Another way the strengths or JoyPowered® is reinforced is through their performance management process that involves an electronic weekly check-in and the first question in that process is How are you using your strengths? As a result of this process, JoDee feels more connected with her employees than ever before. Their performance management system (15-Five) also has a method of recognizing their colleagues by giving a “high-five” when they are caught utilizing one of their strengths. Every time someone gets recognized, it inspires more conversations and encourages more focus on finding ways to live out their strengths.

What’s been the biggest challenge of sustaining this way of operating?

JoDee shared that because her company is still small, it’s easy to reinforce being JoyPowered® internally but the biggest challenge is with the clients they serve.
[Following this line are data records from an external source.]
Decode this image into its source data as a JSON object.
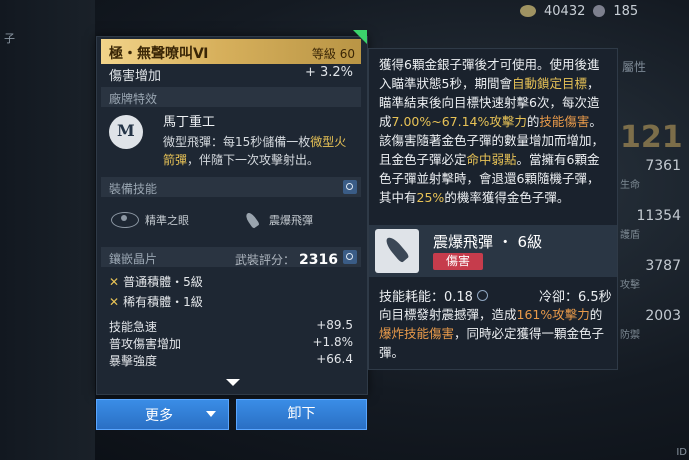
{
  "topbar": {
    "coins": "40432",
    "gems": "185"
  },
  "right_panel": {
    "title": "屬性",
    "big_value": "121",
    "stats": [
      {
        "value": "7361",
        "label": "生命"
      },
      {
        "value": "11354",
        "label": "護盾"
      },
      {
        "value": "3787",
        "label": "攻擊"
      },
      {
        "value": "2003",
        "label": "防禦"
      }
    ],
    "edge_text": "ID"
  },
  "left_edge": [
    "子"
  ],
  "card": {
    "name": "極・無聲嘹叫Ⅵ",
    "level": "等級 60",
    "damage_label": "傷害增加",
    "damage_value": "+ 3.2%",
    "vendor_section": "廠牌特效",
    "brand": "馬丁重工",
    "desc_prefix": "微型飛彈：每15秒儲備一枚",
    "desc_hl": "微型火箭彈",
    "desc_suffix": "，伴隨下一次攻擊射出。",
    "equip_section": "裝備技能",
    "skills": [
      "精準之眼",
      "震爆飛彈"
    ],
    "chip_section": "鑲嵌晶片",
    "score_label": "武裝評分：",
    "score_value": "2316",
    "chips": [
      "普通積體・5級",
      "稀有積體・1級"
    ],
    "stats": [
      {
        "label": "技能急速",
        "value": "+89.5"
      },
      {
        "label": "普攻傷害增加",
        "value": "+1.8%"
      },
      {
        "label": "暴擊強度",
        "value": "+66.4"
      }
    ]
  },
  "buttons": {
    "more": "更多",
    "unequip": "卸下"
  },
  "tooltip": {
    "p1": "獲得6顆金銀子彈後才可使用。使用後進入瞄準狀態5秒，期間會",
    "p1_hl1": "自動鎖定目標",
    "p1b": "，瞄準結束後向目標快速射擊6次，每次造成",
    "p1_hl2": "7.00%~67.14%攻擊力",
    "p1c": "的",
    "p1_hl3": "技能傷害",
    "p1d": "。該傷害隨著金色子彈的數量增加而增加，且金色子彈必定",
    "p1_hl4": "命中弱點",
    "p1e": "。當擁有6顆金色子彈並射擊時，會退還6顆隨機子彈，其中有",
    "p1_hl5": "25%",
    "p1f": "的機率獲得金色子彈。",
    "skill_name": "震爆飛彈 ・ 6級",
    "skill_tag": "傷害",
    "cost_label": "技能耗能：0.18",
    "cooldown": "冷卻：6.5秒",
    "d1": "向目標發射震撼彈，造成",
    "d1_hl": "161%攻擊力",
    "d2": "的",
    "d2_hl": "爆炸技能傷害",
    "d3": "，同時必定獲得一顆金色子彈。"
  }
}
Many times only one team or small units of an organization will ask the Purple Ink Team to conduct a JoyPowered® training session. She explained that when only a small part of a company is focused on their strengths, it’s difficult to spread that momentum throughout. Ideally, an entire organization at all levels learns about their strengths and then takes on a strategy to embed a way to build on and reinforce a strengths focus in the way they operate.

After speaking with JoDee and seeing how her organization has grown, I can’t help but to correlate the JoyPowered® way of operating with the expansions Purple Ink has experienced.

They started as a traditional human resources services firm and now offer JoyPowered® coaching and training, a JoyPowered® workspace podcast (available wherever you listen to your podcasts) to share JoyPowered® concepts, offer the Ink Pad which is a unique training and meeting space that clients can rent out), and a Powered by Purple Ink Network (which is a people powered membership professional network).